Cooke also wanted to appeal to the widest possible audience, and it wasn't until well into his solo career that he made a conscious effort to add gospel flavorings to his pop releases, particularly the call-and-response of "Bring It On Home to Me."
"When he went pop, he consciously bleached out the sound with 'You Send Me' [and others]. It was not accidental," Guralnick says.
But Cooke was always growing, perhaps most notably in one of his most stunning songs (and greatest performances), "A Change Is Gonna Come." The song "just came to me," Cooke once recalled, and it electrified others with its bold lyrics and passionate melody.
It also scared him; the song seemed to have rushed to life from his most vulnerable places.
"That really bothered him -- where it came from -- and also, he was afraid he had gone beyond his audience," Guralnick says.
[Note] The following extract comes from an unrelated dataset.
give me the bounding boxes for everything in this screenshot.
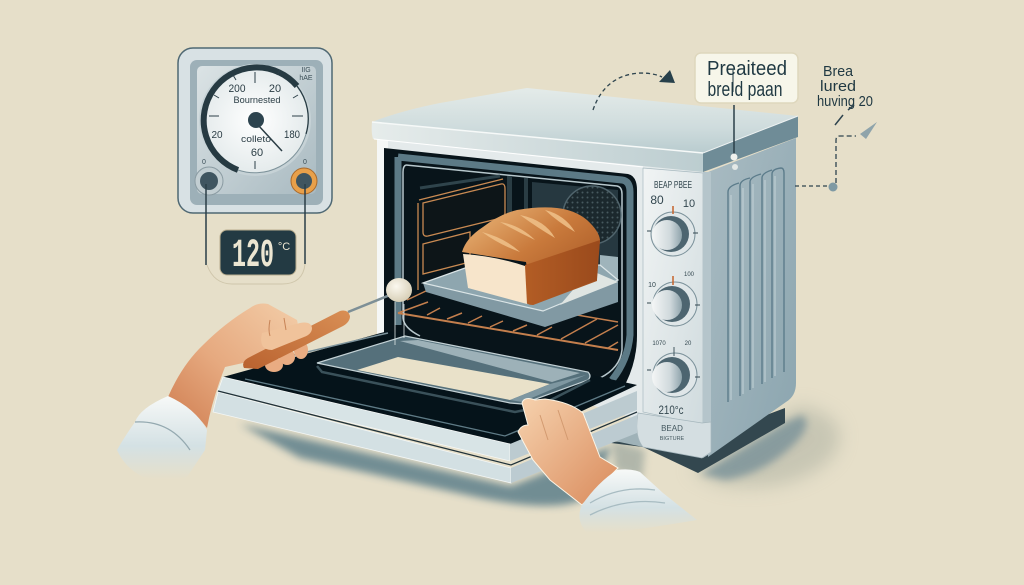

(Cooke held off on recording the song for months; it wasn't released until after his death.)
"He knew it was a song he had to record, but he said he was never going to sing it [live]." (He did, but not much.)
His friend Bobby Womack felt something else, an ominousness. "It feels eerie, like something's going to happen," he told Cooke.
Guralnick shrugs off Womack's darker premonitions, but there's no question the song, at once elegiac and defiant, seems to represent a turning point. "It's highly suggestive in various ways," Guralnick says. Besides being one of Cooke's most personal songs, it became a theme of the civil rights movement.
By the time he wrote "Change," Cooke was starting to feel some strain. He had big ideas for his future -- he was starting to develop inner-city talent in Los Angeles -- yet he was struggling with emotional scars: His only son had died in a drowning accident in June 1963, and his often-rocky marriage to Barbara was falling apart. Cooke was drinking more and becoming increasingly rootless.
It culminated in that night in December 1964, when Cooke went to the Hacienda Hotel with a strange woman and ended up dead, shot by the hotel manager. Guralnick presents the story as plainly as possible, though mysteries remain: Cooke's behavior, what happened to a large bankroll he was assumed to carry around, inconsistencies with testimony. The answers, nearly 41 years later, are likely unknowable.
Much like Sam Cooke himself, a man apart.
Guralnick says that even his closest colleagues still talk about him with a sense of respect. "They looked up to him. Even Barbara -- she's still trying to understand Sam. And J.W. -- Sam was the person he'd liked to have been."
Because, while he was alive, Cooke lived every moment to the fullest.
"I don't even know why I do what I do," he told Bobby Womack. "When I do it, it just comes."